Website: cartoon.steins.live
Github: https://github.com/WenheLI/cartoonGAN-Application
Methodology
-
- Model Struct
- To get the best cartoon-like style, we use the CartoonGAN[1] proposed by students from THU. As a typical GAN model, we need to have two separate nets, the generator, generating target images and the discriminator, telling the differences between target images and original images.
- The two networks structure demonstrates the complexity of this model. And we need to build up such a model in TensorFlow python and export the model to h5 format for the next step.
- In addition, the model requires some high-level layers and customized layers. If we want to make the model running on a browser, we need to replace those high-level and customized layers with pure Python and basic Keras abstraction.

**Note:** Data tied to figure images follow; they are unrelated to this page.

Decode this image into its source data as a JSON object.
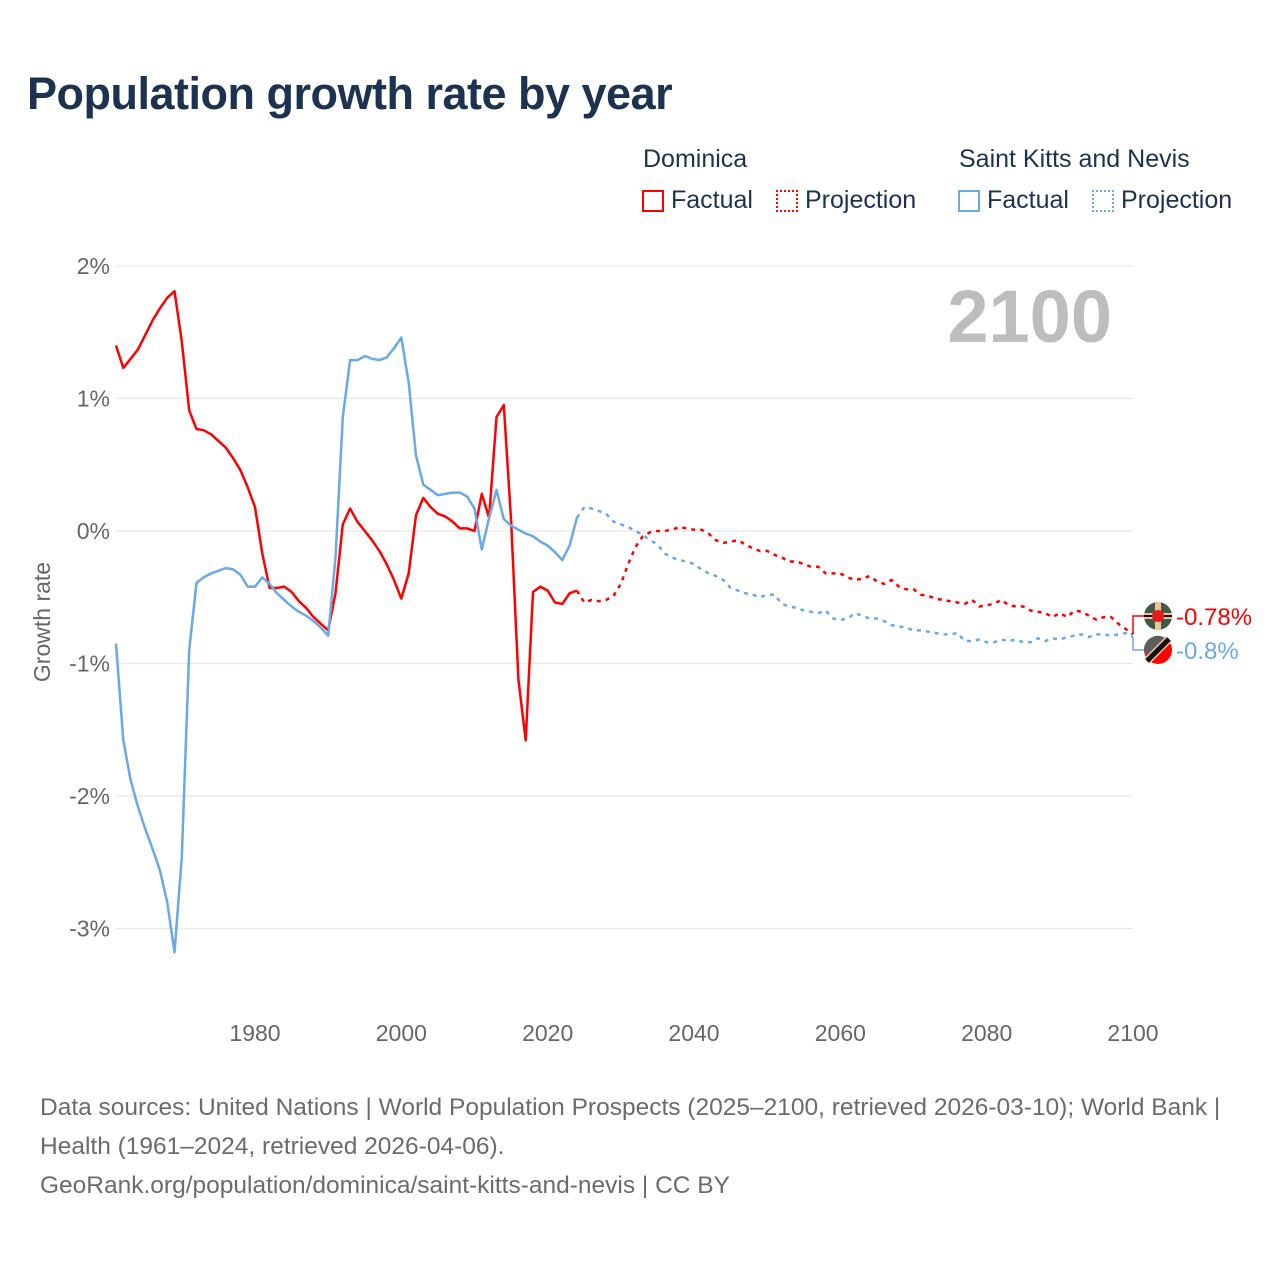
{
  "title": "Population growth rate by year",
  "legend": {
    "groups": [
      {
        "name": "Dominica",
        "factual": "Factual",
        "projection": "Projection",
        "color": "#ff0000"
      },
      {
        "name": "Saint Kitts and Nevis",
        "factual": "Factual",
        "projection": "Projection",
        "color": "#6aa8e8"
      }
    ]
  },
  "footer": {
    "line1": "Data sources: United Nations | World Population Prospects (2025–2100, retrieved 2026-03-10); World Bank | Health (1961–2024, retrieved 2026-04-06).",
    "line2": "GeoRank.org/population/dominica/saint-kitts-and-nevis | CC BY"
  },
  "chart_data": {
    "type": "line",
    "title": "Population growth rate by year",
    "xlabel": "",
    "ylabel": "Growth rate",
    "xlim": [
      1961,
      2100
    ],
    "ylim": [
      -3.5,
      2.0
    ],
    "x_ticks": [
      {
        "v": 1980,
        "label": "1980"
      },
      {
        "v": 2000,
        "label": "2000"
      },
      {
        "v": 2020,
        "label": "2020"
      },
      {
        "v": 2040,
        "label": "2040"
      },
      {
        "v": 2060,
        "label": "2060"
      },
      {
        "v": 2080,
        "label": "2080"
      },
      {
        "v": 2100,
        "label": "2100"
      }
    ],
    "y_ticks": [
      {
        "v": 2,
        "label": "2%"
      },
      {
        "v": 1,
        "label": "1%"
      },
      {
        "v": 0,
        "label": "0%"
      },
      {
        "v": -1,
        "label": "-1%"
      },
      {
        "v": -2,
        "label": "-2%"
      },
      {
        "v": -3,
        "label": "-3%"
      }
    ],
    "grid": true,
    "year_label": "2100",
    "series": [
      {
        "name": "Dominica",
        "color": "#ff0000",
        "end_label": "-0.78%",
        "factual_start": 1961,
        "factual": [
          1.4,
          1.23,
          1.3,
          1.37,
          1.48,
          1.59,
          1.68,
          1.76,
          1.81,
          1.43,
          0.91,
          0.77,
          0.76,
          0.73,
          0.68,
          0.63,
          0.55,
          0.46,
          0.33,
          0.18,
          -0.17,
          -0.43,
          -0.43,
          -0.42,
          -0.46,
          -0.53,
          -0.58,
          -0.65,
          -0.7,
          -0.75,
          -0.47,
          0.05,
          0.17,
          0.07,
          0.0,
          -0.07,
          -0.15,
          -0.25,
          -0.37,
          -0.51,
          -0.32,
          0.12,
          0.25,
          0.18,
          0.13,
          0.11,
          0.07,
          0.02,
          0.02,
          0.0,
          0.28,
          0.1,
          0.86,
          0.95,
          0.08,
          -1.12,
          -1.58,
          -0.46,
          -0.42,
          -0.45,
          -0.54,
          -0.55,
          -0.47,
          -0.45
        ],
        "projection_start": 2024,
        "projection": [
          -0.45,
          -0.54,
          -0.52,
          -0.53,
          -0.52,
          -0.49,
          -0.4,
          -0.25,
          -0.12,
          -0.04,
          -0.01,
          0.0,
          0.0,
          0.01,
          0.03,
          0.02,
          0.01,
          0.01,
          -0.02,
          -0.07,
          -0.09,
          -0.08,
          -0.07,
          -0.1,
          -0.13,
          -0.15,
          -0.15,
          -0.18,
          -0.2,
          -0.23,
          -0.23,
          -0.25,
          -0.27,
          -0.27,
          -0.32,
          -0.32,
          -0.32,
          -0.35,
          -0.37,
          -0.36,
          -0.34,
          -0.38,
          -0.4,
          -0.37,
          -0.42,
          -0.44,
          -0.44,
          -0.48,
          -0.49,
          -0.51,
          -0.52,
          -0.53,
          -0.54,
          -0.55,
          -0.52,
          -0.57,
          -0.56,
          -0.55,
          -0.52,
          -0.56,
          -0.57,
          -0.57,
          -0.6,
          -0.61,
          -0.62,
          -0.65,
          -0.62,
          -0.65,
          -0.6,
          -0.61,
          -0.64,
          -0.67,
          -0.65,
          -0.65,
          -0.7,
          -0.74,
          -0.78
        ]
      },
      {
        "name": "Saint Kitts and Nevis",
        "color": "#6aa8e8",
        "end_label": "-0.8%",
        "factual_start": 1961,
        "factual": [
          -0.85,
          -1.58,
          -1.88,
          -2.08,
          -2.25,
          -2.4,
          -2.56,
          -2.8,
          -3.18,
          -2.46,
          -0.9,
          -0.39,
          -0.35,
          -0.32,
          -0.3,
          -0.28,
          -0.29,
          -0.33,
          -0.42,
          -0.42,
          -0.35,
          -0.4,
          -0.47,
          -0.52,
          -0.57,
          -0.61,
          -0.64,
          -0.68,
          -0.73,
          -0.79,
          -0.2,
          0.86,
          1.29,
          1.29,
          1.32,
          1.3,
          1.29,
          1.31,
          1.38,
          1.46,
          1.12,
          0.57,
          0.35,
          0.31,
          0.27,
          0.28,
          0.29,
          0.29,
          0.26,
          0.17,
          -0.14,
          0.1,
          0.31,
          0.09,
          0.04,
          0.01,
          -0.02,
          -0.04,
          -0.08,
          -0.11,
          -0.16,
          -0.22,
          -0.11,
          0.1
        ],
        "projection_start": 2024,
        "projection": [
          0.1,
          0.18,
          0.17,
          0.15,
          0.13,
          0.07,
          0.05,
          0.03,
          0.0,
          -0.03,
          -0.07,
          -0.1,
          -0.17,
          -0.2,
          -0.22,
          -0.23,
          -0.25,
          -0.29,
          -0.32,
          -0.34,
          -0.37,
          -0.43,
          -0.45,
          -0.47,
          -0.48,
          -0.5,
          -0.48,
          -0.48,
          -0.55,
          -0.57,
          -0.58,
          -0.6,
          -0.61,
          -0.62,
          -0.6,
          -0.66,
          -0.67,
          -0.66,
          -0.62,
          -0.64,
          -0.66,
          -0.66,
          -0.68,
          -0.71,
          -0.72,
          -0.73,
          -0.75,
          -0.75,
          -0.76,
          -0.77,
          -0.78,
          -0.78,
          -0.77,
          -0.83,
          -0.83,
          -0.82,
          -0.84,
          -0.84,
          -0.82,
          -0.83,
          -0.82,
          -0.84,
          -0.84,
          -0.81,
          -0.83,
          -0.81,
          -0.82,
          -0.8,
          -0.79,
          -0.78,
          -0.8,
          -0.78,
          -0.78,
          -0.79,
          -0.78,
          -0.77,
          -0.8
        ]
      }
    ]
  }
}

In this way, we can have a plain model that could be able to run directly on the browser.
- Model Converting
- After the previous step, we got a workable model that can be converted by TensorFlow-convertor.
- In addition, if the model involves customized layers, we need to either implement it on the javascript side and Python side. To make life easier, in this stage, I chose to implement it on the Python side.
- Web Procedure
- After the model is converted, we want to put the model on the browser with the help of TensorFlow.js.
- We want to have multiple models that allow users to choose from. How to design the operation logic remain a problem.
- We also want to implement the application on the mobile side either in the form of PWA or Wechat MINI program.
- Model Struct
Experiments
-
- Model Training
- Because of the complex model, hours of time are needed to put into the model training process. However, the model training is hard for GAN. We took a couple of days to put everything on track.
- Previously, we used a batch size of 128 with four RTX 2080ti. However, it makes harder for the generator to converge due to the large variance introduced by large batches. Below is the loss curve for 128-batch after one day’s training.
- After finding that the generator gets trapped within the local optimal, we shift the batch size to 8 for a better generator. Right now, the generator gets trained for 12 hours and the loss curve looks good. We still need days to see if it goes well. Currently, we can see the generated images have some edges on it.
- Model Training
2. Model On Web
Since I got some prior models for CartoonGAN, we could implement the web part along with the model training process. Two major problems we are facing right now are a large memory that the model consumes, which we can not improve any more in this case due to the complexity of the model.
Another problem is while inference, the model takes a large number of CPU/GPU usage which will stop the render of UI. To make the best of solving it, I introduce WebWorker to mitigate the rendering delay.
Also, the large memory consuming makes it hard to do inference over a mobile browser, as it will take more than 1.5 GB of v-ram.